Following a dispute with the Bishop of Durham, he agreed to provide funds for scholars studying at Oxford. Support for a house of students began in around 1263; further endowments, made after his death by Dervorguilla, resulted in the establishment of Balliol College.

==Issue==
John and Dervorguilla had issue:

- Sir Hugh de Balliol, who died without issue before 10 April 1271. He married Agnes de Valence, daughter of William de Valence, 1st Earl of Pembroke.
- Alan de Balliol, who died before 10 April 1271 without issue
- Sir Alexander de Balliol, who died without issue before 13 November 1278. He married Eleanor de Genoure.
- King John I of Scotland, successful competitor for the Crown in 1292
- Ada de Balliol, who married, in 1266, William Lindsay of Lamberton, and had a daughter, Christian de Lindsay, who married Enguerrand V de Coucy. Christian and her husband are the ancestors of Mary of Guise, the mother of Mary, Queen of Scots.
- William de Balliol le Scot, who issued John le Scot, ancestor of Scotts of Scot's Hall and Brabourne. Some sources claim William was a distant cousin, not a son.
- Margaret de Balliol, who may have married Thomas de Moulton.
- Cecily de Balliol (d. before 1273), who married Sir John de Burgh (d. before 3 March 1280) of Wakerley, Northamptonshire, by whom she had three daughters: Devorguille de Burgh (c. 1256 – 1284), who in 1259 married Robert FitzWalter, 1st Baron FitzWalter; Hawise de Burgh (d. before 24 March 1299), who married Sir Robert de Grelle (or Grelley) (d. 15 February 1282) of Manchester; and Margery de Burgh, who became a nun.
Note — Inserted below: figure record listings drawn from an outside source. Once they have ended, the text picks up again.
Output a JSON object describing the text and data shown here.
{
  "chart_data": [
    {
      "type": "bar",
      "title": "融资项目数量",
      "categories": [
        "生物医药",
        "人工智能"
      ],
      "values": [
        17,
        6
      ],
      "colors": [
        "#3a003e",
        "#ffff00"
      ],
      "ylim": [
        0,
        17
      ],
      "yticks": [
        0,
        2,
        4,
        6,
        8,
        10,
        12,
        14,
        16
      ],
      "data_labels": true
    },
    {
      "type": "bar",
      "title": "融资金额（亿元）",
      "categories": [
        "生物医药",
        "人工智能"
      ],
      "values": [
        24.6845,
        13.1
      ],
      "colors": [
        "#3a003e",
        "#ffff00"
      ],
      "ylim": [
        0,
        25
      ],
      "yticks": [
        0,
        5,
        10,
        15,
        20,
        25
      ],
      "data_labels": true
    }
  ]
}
- Mary (or Eleanor) de Balliol, who married John II Comyn, Lord of Badenoch, and had a son, John 'The Red' Comyn, Lord of Badenoch (d. 1306).
- Maud (or Matilda) de Balliol, married to Bryan FitzAlan, Lord FitzAlan, and feudal Baron of Bedale. They were parents to Agnes FitzAlan (b. 1298), who married Sir Gilbert Stapleton, Knt., of Bedale (1291–1324). Gilbert is better known for his participation in the assassination of Piers Gaveston, Earl of Cornwall.